さらにNadella氏は、Scott Guthrie氏がCloudとAIプラットフォームに特化した新しいチームを率いて、彼の役割を拡大することを明らかにした。ここでは、クラウドとエッジ(分散コンピューティングファブリック)からインフラストラクチャー、コグニティブサービスなどAI全般の一貫したテクノロジーを管轄する。
ITを取り巻く世界は刻々と変化している。我々は意識せずともクラウドの恩恵にあずかり、IoTの先にあるアンビエントコンピューティングが次第にビジネスモデルを進化させてきた。
また次世代は量子コンピューティングが主流となり、機械学習やブロックチェーンが実用段階に達するのは確実だ。この世界の変化に対応するため、Microsoftは社内変革に着手したと見るのが正しいだろう。

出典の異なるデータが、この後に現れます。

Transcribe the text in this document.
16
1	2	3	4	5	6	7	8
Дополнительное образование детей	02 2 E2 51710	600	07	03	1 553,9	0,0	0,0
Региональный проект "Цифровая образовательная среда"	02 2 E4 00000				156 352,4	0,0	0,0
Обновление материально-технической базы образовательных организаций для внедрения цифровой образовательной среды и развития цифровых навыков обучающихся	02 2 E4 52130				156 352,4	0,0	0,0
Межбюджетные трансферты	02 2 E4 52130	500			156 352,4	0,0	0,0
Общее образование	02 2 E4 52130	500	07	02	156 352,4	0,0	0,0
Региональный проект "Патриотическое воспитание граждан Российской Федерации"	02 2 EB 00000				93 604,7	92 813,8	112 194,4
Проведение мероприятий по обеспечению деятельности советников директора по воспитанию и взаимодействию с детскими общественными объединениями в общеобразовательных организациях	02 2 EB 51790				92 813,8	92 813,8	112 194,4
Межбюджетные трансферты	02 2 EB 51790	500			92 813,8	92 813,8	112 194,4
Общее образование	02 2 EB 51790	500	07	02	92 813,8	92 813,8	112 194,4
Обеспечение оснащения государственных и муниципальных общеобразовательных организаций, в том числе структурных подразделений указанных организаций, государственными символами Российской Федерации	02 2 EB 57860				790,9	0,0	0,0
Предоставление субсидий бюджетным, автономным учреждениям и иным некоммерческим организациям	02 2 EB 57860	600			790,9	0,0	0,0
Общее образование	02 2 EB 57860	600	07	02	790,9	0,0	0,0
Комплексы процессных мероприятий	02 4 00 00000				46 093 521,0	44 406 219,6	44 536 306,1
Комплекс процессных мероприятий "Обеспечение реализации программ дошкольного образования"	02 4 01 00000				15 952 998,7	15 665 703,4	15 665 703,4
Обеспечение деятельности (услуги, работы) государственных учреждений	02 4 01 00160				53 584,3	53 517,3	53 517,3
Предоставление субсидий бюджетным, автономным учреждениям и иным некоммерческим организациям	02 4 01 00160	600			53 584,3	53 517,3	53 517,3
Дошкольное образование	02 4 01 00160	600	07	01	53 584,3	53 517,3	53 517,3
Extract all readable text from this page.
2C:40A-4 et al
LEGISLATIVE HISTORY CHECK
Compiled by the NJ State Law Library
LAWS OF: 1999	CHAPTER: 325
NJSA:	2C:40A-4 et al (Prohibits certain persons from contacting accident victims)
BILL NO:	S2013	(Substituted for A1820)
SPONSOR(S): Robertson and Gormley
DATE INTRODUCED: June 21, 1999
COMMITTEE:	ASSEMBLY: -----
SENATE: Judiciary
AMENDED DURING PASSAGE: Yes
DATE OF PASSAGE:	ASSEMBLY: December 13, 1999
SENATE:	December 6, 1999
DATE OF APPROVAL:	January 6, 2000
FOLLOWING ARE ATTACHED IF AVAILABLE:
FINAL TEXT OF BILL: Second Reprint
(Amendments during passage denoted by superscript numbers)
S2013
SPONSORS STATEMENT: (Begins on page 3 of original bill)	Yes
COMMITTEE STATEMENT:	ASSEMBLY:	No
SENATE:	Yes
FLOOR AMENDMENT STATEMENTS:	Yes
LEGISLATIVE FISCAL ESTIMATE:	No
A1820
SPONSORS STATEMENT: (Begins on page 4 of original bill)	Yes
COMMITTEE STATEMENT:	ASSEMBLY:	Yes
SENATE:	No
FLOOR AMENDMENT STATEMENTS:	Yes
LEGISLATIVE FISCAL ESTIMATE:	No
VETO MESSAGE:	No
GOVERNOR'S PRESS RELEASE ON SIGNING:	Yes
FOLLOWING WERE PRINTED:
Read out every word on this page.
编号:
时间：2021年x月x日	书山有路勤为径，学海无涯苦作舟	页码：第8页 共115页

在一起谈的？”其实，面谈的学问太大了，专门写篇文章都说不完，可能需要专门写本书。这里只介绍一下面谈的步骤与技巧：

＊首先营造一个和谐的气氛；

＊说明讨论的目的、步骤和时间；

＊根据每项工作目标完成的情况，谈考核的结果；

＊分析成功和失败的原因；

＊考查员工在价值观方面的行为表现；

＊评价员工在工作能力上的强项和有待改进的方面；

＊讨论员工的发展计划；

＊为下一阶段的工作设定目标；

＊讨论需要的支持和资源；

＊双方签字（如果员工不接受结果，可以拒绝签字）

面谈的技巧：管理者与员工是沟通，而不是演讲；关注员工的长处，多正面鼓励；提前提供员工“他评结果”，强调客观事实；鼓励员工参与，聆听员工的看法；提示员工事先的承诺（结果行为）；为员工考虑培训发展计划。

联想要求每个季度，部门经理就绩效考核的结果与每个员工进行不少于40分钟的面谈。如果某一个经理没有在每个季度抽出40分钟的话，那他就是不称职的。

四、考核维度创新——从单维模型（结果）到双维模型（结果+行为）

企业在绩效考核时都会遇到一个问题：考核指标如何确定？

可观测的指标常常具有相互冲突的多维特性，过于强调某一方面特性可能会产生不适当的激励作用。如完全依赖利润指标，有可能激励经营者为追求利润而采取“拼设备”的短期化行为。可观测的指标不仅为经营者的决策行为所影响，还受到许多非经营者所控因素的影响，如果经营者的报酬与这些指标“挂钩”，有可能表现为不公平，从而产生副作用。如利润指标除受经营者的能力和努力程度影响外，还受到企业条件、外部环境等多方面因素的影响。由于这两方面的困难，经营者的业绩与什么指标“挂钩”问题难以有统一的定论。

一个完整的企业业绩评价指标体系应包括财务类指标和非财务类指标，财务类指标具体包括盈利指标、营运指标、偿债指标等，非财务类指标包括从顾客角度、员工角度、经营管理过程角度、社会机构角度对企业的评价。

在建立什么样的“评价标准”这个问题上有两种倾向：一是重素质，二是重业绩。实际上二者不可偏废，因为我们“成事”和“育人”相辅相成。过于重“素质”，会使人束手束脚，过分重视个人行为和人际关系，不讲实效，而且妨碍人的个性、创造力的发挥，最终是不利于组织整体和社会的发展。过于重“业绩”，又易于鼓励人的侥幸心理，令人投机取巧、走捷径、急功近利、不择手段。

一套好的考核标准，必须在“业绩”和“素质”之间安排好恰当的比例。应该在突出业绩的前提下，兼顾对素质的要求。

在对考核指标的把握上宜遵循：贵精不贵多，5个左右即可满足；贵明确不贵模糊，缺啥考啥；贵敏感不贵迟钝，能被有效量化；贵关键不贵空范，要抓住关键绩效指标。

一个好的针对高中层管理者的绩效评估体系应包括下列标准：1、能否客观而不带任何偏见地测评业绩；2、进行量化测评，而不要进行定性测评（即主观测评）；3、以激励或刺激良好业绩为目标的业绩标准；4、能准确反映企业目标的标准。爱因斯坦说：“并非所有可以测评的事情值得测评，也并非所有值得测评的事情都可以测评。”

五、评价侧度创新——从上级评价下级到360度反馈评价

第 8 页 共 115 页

Microsoftの主たる顧客は一般コンシューマではなく大手企業や政府だ。同社の第4四半期決算を見ると、Office 365やクラウド製品は堅調な伸びを見せるが、Windows関連の収益は微増にとどまる。Surfaceも2%減と奮わないが、デバイスはライフサイクルがあるため、このあたりは致し方ない。
では、MicrosoftがWindows 10から撤退する日が来るのだろうか。筆者も確実な答えを持っているわけではないが、同社が掲げる現在の戦略は今後数十年を見据えている。そこにパーソナルコンピューティングを支えるOSから撤退する可能性は乏しい。空席をAmazonやGoogleが狙っているのは明らかだ。
Microsoftが開催する直近の大型イベントは、Build 2018(日本はde:code 2018)である。そこで同社の目指す方向性が見えてくるだろう。